On se souvient de la réaction très douloureuse de Téhéran à ladite résolution du Conseil des gouverneurs de l'AIEA. On s'attendait naturellement à l'époque que Téhéran essaie enfin de trouver une sorte de compromis, sinon une solution intermédiaire du problème.
A titre de compromis pour résoudre le problème iranien, on envisageait, par exemple, un "scénario russe" selon lequel tous les travaux d'enrichissement d'uranium et de production de combustible nucléaire devraient être effectués en Russie. Quant à un scénario intermédiaire, il serait sans doute logique d'attendre de Téhéran une déclaration sur la prorogation de son moratoire sur l'enrichissement d'uranium, ce qui laisserait espérer la poursuite des négociations avec la "troïka européenne". Il est effectivement peu probable que dans ces deux cas, la "troïka européenne" et même les Etats-Unis réclament à la réunion du Conseil des gouverneurs de l'AIEA le renvoi du "dossier iranien" devant le Conseil de Sécurité de l'ONU.
Qui plus est, selon certains experts, la semaine dernière, les Trois européens (France, Grande-Bretagne et Allemagne) et les Etats-Unis auraient eux-mêmes proposé la variante "russe" à Téhéran. Quoi qu'il en soit, le chef du programme nucléaire iranien, Gholam Reza Aghazadeh Khoy, a rejeté cette initiative de façon catégorique, en déclarant que le combustible nucléaire iranien "devait être produit sur le territoire de l'Iran".
Par ailleurs, Téhéran ne s'est pas arrêté là. Fin octobre dernier, par exemple, l'Iran a formellement averti l'Agence internationale de l'énergie atomique de sa ferme intention de renouveler le traitement d'uranium. Somme toute, l'uranium que l'on envisage de transformer à Ispahan suffirait à fabriquer une ogive nucléaire. D'après certaines informations provenant des sources anonymes, mais proches de l'AIEA, l'Iran aurait d'ores et déjà entamé le traitement d'un nouveau lot d'uranium dans le complexe nucléaire d'Ispahan. Par conséquent, on a tout lieu de supposer que Téhéran fait tout pour que le "dossier nucléaire" iranien soit renvoyé devant le Conseil de sécurité de l'ONU.
Reste cependant à savoir comment les voix se répartiront finalement à l'AIEA. Qui sera "pour" le renvoi du dossier devant le Conseil de sécurité de l'ONU, qui sera "contre"? On comprend bien que le Conseil de sécurité n'est pas une instance pour étudier les problèmes politiques, et qu'en règle générale, les questions sont examinées que si l'on a toute la certitude de dégager un consensus auprès de ses membres permanents.
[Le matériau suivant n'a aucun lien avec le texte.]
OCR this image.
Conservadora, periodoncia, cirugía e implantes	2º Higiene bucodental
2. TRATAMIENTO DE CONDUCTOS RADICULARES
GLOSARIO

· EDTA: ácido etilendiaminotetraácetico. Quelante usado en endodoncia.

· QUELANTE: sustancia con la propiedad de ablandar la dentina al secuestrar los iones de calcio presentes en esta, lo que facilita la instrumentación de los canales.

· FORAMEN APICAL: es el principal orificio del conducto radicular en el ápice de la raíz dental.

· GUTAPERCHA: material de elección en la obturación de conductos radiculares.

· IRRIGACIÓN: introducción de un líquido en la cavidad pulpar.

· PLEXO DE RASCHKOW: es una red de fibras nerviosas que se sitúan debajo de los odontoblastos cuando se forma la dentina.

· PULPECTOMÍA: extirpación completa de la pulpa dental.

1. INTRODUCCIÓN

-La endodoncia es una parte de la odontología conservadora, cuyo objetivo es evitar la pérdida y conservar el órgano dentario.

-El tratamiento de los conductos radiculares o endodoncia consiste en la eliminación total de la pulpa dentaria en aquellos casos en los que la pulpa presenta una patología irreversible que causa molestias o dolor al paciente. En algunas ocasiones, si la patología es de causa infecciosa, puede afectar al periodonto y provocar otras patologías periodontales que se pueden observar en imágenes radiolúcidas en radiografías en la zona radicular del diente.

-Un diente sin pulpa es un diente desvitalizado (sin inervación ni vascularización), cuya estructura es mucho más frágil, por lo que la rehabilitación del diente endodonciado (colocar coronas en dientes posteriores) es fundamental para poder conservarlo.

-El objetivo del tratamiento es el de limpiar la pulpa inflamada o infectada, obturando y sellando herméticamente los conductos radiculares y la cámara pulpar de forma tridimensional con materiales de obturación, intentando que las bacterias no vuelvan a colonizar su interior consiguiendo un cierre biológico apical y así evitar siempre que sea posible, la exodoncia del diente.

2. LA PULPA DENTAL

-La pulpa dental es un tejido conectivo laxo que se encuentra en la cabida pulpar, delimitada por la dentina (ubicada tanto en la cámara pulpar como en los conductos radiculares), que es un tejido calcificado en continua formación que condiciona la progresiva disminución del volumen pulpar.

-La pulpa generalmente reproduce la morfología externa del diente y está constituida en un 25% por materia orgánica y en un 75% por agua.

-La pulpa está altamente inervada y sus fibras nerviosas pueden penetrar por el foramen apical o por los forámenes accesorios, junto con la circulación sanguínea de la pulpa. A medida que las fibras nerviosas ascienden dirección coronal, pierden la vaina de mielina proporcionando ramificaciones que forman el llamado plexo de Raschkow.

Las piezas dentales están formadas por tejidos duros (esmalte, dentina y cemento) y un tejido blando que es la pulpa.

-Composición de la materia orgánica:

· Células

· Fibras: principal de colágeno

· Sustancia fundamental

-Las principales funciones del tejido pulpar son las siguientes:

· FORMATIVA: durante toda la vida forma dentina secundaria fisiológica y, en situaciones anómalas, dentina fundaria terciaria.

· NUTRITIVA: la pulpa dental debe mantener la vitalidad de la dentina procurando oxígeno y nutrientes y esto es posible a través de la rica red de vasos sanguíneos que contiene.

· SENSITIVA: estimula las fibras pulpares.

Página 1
Aussi, importe-t-il de savoir comment la Fédération de Russie et la République populaire de Chine (RPC) vont se comporter à la réunion de l'AIEA. A la précédente réunion du Conseil des gouverneurs, ces deux pays "se sont abstenus" au cours du scrutin. Qu'en sera-t-il pour cette fois-ci? On l'ignore pour le moment.
Le ministre russe des Affaires étrangères, Sergueï Lavrov, a notamment déclaré devant les journalistes à l'issue de sa rencontre avec la secrétaire d'Etat américaine, Condoleezza Rice, que Moscou et Washington avaient convenu de coopérer sur le problème nucléaire de l'Iran dans le format de la "troïka européenne" plus la Russie, plus les Etats-Unis. "Nous estimons tous que les négociations pourraient reprendre. Aussi, ferons-nous tout pour qu'elles reprennent", a indiqué le chef de la diplomatie russe.
Il va sans dire que Moscou fera tout le nécessaire pour que les négociations Iran-"troïka européenne" et la coopération Iran-AIEA reprennent. Pourtant, les efforts de la seule Russie ne suffisent certes pas. Il faut que Téhéran fasse, lui aussi, des pas réciproques. Et pour le moment, il n'en est rien.